I’m hosting the cyto3 ONNX file on my own Hugging Face Hub account rather than bundling it inside the APK. This keeps the APK small (under 45 MB including ONNX Runtime and all of Compose), lets me push model updates without forcing a full app update through the Play Store review pipeline, and gives the user the option to skip the download if they’re network-constrained. The cost is one extra step on first launch, which I think is fair.
I deliberately did not implement on-device Cellpose-SAM. There’s no maintained TFLite or ExecuTorch port of Cellpose-SAM as a vision transformer at that scale, and writing one would be a four-week side quest with uncertain returns. The hybrid local-default-cloud-opt-in design is a strict improvement over either pure-cloud or pure-local for this particular bench workflow, and it sidesteps the on-device-SAM problem entirely.
The licensing chapter, which surprised me
This is the part of the project I went into most cautiously. Cellpose-SAM’s training data is licensed CC-BY-NC, which is the kind of thing that, read pessimistically, could rule out a public app store listing entirely. I sent a polite email to the upstream authors — Marius Pachitariu and Carsen Stringer at Janelia — explaining what I wanted to build, that the app would be free, ad-free, open-source under MIT, and that I’d attribute their work prominently. I asked specifically about both the cloud client and the cyto3 ONNX redistribution.
Instead of the long silence and cautious response I was expecting, I got the kindest reply in two sentences: yes, attribution and licence propagation are the only things they require. Janelia’s IP director followed up within a few hours to clarify that the upstream chain — back to Meta’s original SAM weights — is fully permissive and allows commercial applications. The CC-BY-NC notice on the upstream README, it turned out, applies to the training data, not to the resulting weights.
It was a small reminder of why open scientific software is a different kind of thing from open commercial software. People build these tools because they want them used, and when you ask honestly and offer attribution generously, they make it easy. I’ve been around the open-source world long enough to know this isn’t always how it goes. When it does, it’s worth saying out loud. I’m including the full attribution and licence-propagation language in the in-app credits, the GitHub README, and the Hugging Face model card.
What’s next
The app is in the build phase now and a few weeks of polish away from a closed-test release.

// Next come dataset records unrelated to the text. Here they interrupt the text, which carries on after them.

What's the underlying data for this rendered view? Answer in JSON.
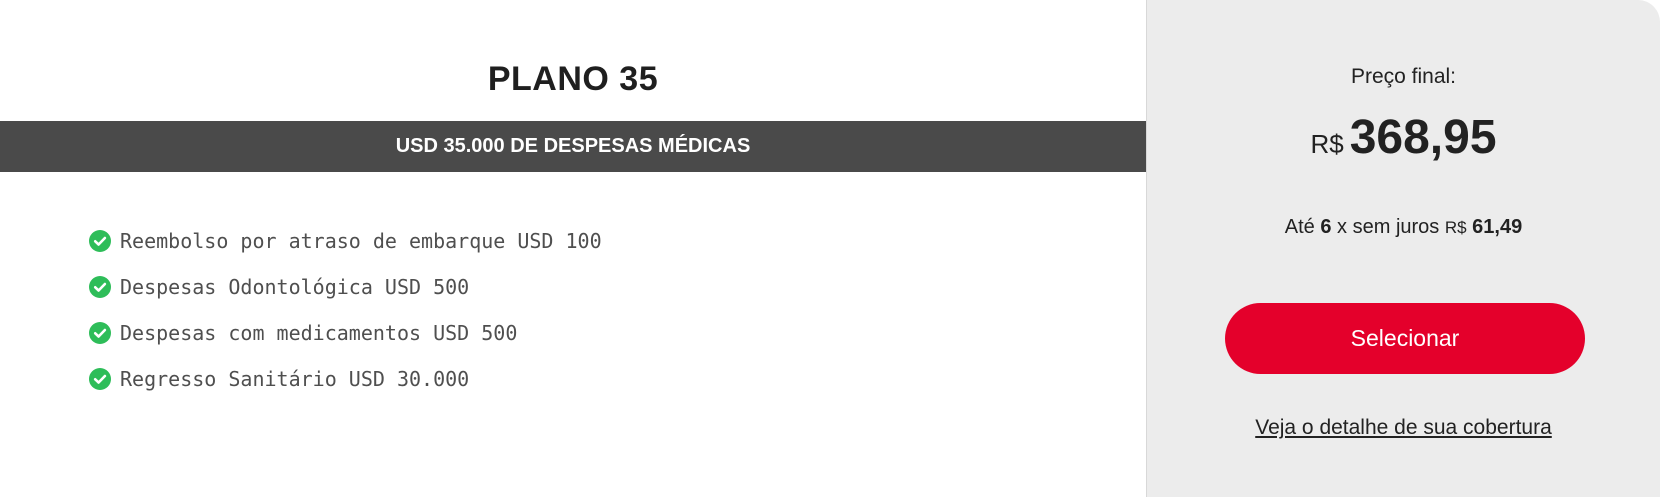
{
  "plan": {
    "title": "PLANO 35",
    "coverage": "USD 35.000 DE DESPESAS MÉDICAS",
    "benefits": [
      {
        "label": "Reembolso por atraso de embarque USD 100"
      },
      {
        "label": "Despesas Odontológica USD 500"
      },
      {
        "label": "Despesas com medicamentos USD 500"
      },
      {
        "label": "Regresso Sanitário USD 30.000"
      }
    ]
  },
  "pricing": {
    "label": "Preço final:",
    "currency": "R$",
    "amount": "368,95",
    "installments_prefix": "Até",
    "installments_count": "6",
    "installments_middle": "x sem juros",
    "installments_currency": "R$",
    "installments_value": "61,49",
    "select_label": "Selecionar",
    "detail_link": "Veja o detalhe de sua cobertura"
  },
  "colors": {
    "accent": "#e4002b",
    "check": "#2ebd59",
    "bar": "#4a4a4a",
    "panel": "#ececec"
  },
  "icons": {
    "benefit": "check-circle-icon"
  }
}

I’ll write more as the milestones land — the model conversion in detail, the on-device pipeline with profiling numbers across a range of devices, the metrics and exports I’m computing on the segmentation output, the bench testing once it’s in real hands, the messy reality of submitting an Android app to the Play Store as an individual developer for the first time. None of these are problems I’d characterise as solved; they are problems I am working on, in the open, and that, more than any particular result, is what I wanted to start writing about.
If your bench has a count problem, I’d love to hear what shape it takes. The thing about building tools for yourself is that you find out very quickly which parts of the design were generalisable and which were just your own specific frustrations. Mine, it turns out, are pretty common — but I expect there are corners I haven’t thought about, and I’d like to.